O pai da pequena Angelina, Vadym Podlesnyy, tentou, ontem, chegar à fala com o alegado assassino da filha, Robi, que se encontra em prisão preventiva na cadeia de Silves, mas não passou do portão.
18 de Setembro de 2006 às 00:00
O pai da menina, que morreu na passada quarta-feira vítima de politraumatismos abdominais e que terá sido abusada sexualmente pelo brasileiro, de 20 anos, foi ontem ao estabelecimento prisional onde está o homem acusado de ter morto a sua filha, mas foi informado de que “Robi não pode receber visitas. Não me deixaram falar com ele”, disse Vadym ao CM.

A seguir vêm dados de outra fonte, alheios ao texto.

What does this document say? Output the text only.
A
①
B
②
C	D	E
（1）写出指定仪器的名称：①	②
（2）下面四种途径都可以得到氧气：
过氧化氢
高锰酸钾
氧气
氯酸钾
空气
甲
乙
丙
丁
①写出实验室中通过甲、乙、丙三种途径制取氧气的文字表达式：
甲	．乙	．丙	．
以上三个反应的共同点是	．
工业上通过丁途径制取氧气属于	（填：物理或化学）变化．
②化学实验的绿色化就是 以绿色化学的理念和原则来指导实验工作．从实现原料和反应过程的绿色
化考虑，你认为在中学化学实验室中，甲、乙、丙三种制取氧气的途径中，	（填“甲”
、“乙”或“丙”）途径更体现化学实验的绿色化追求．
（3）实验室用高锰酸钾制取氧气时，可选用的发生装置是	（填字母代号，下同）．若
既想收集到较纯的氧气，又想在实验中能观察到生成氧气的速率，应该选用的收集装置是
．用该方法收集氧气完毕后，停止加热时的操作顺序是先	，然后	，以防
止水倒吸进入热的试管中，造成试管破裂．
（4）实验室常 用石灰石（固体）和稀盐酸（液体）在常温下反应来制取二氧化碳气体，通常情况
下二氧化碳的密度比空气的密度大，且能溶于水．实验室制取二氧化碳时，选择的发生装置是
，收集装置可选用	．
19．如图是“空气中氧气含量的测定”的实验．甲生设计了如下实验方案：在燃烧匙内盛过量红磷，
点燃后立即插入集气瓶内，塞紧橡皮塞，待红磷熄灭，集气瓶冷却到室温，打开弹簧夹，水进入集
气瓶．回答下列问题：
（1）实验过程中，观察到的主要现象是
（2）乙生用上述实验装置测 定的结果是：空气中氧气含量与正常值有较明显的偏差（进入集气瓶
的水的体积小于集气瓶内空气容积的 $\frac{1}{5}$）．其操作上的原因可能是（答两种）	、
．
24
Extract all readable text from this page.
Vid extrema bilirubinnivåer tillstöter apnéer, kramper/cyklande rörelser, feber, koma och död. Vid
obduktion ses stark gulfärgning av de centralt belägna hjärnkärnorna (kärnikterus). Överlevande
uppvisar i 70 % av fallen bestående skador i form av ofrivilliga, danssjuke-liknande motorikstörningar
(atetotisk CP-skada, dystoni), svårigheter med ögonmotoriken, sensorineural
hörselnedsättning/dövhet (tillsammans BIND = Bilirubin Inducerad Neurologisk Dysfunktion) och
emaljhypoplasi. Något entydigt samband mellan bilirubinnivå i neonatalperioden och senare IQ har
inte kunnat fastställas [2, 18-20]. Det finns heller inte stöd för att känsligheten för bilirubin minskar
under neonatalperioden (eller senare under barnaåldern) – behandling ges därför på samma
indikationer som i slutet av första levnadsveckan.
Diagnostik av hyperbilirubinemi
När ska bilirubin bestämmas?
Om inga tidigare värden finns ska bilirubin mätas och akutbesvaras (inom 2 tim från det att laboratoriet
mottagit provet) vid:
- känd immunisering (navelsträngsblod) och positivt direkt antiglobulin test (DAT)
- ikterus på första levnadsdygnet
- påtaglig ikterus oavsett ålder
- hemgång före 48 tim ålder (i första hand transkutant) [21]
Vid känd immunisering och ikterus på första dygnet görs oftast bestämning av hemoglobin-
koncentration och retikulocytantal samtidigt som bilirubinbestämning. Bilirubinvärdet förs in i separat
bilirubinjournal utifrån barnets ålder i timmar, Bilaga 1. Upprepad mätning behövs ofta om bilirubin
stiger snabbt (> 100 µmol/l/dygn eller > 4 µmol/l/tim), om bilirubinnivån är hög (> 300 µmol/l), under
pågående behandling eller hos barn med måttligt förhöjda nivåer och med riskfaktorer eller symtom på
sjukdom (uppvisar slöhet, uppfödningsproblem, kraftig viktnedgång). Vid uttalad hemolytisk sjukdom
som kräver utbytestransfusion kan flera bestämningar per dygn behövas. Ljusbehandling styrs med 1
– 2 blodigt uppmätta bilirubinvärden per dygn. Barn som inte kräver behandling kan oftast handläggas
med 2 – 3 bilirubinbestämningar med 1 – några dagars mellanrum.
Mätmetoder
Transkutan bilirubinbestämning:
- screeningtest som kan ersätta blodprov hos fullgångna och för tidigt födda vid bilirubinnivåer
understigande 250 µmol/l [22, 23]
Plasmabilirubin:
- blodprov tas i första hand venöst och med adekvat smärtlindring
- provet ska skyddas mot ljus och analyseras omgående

O homem revelou ainda que pensa dirigir-se hoje às instalações da PJ para saber mais pormenores sobre o que terá acontecido a Angelina. “Até agora ninguém me contactou, mas quero saber algumas coisas”, referiu Vadym.
A cadeia de Silves, onde se encontra Robi, tem celas para dois presos, onde deverá estar o brasileiro. De acordo com uma fonte ligada a um estabelecimento prisional contactada pelo CM, “nos casos mediáticos é sempre preferível que o preso não fique numa camarata, deve haver um controlo relativo e não juntar estas pessoas aos presos mais violentos para garantir a sua segurança”. Até porque estes “reagem a crimes de sangue que envolvam crianças”.
Entretanto, o Ministério Público só deverá pronunciar-se na terça-feira sobre a cremação do corpo da menina. Caso a resposta seja positiva, o cadáver deverá seguir no dia seguinte para o crematório de Ferreira do Alentejo.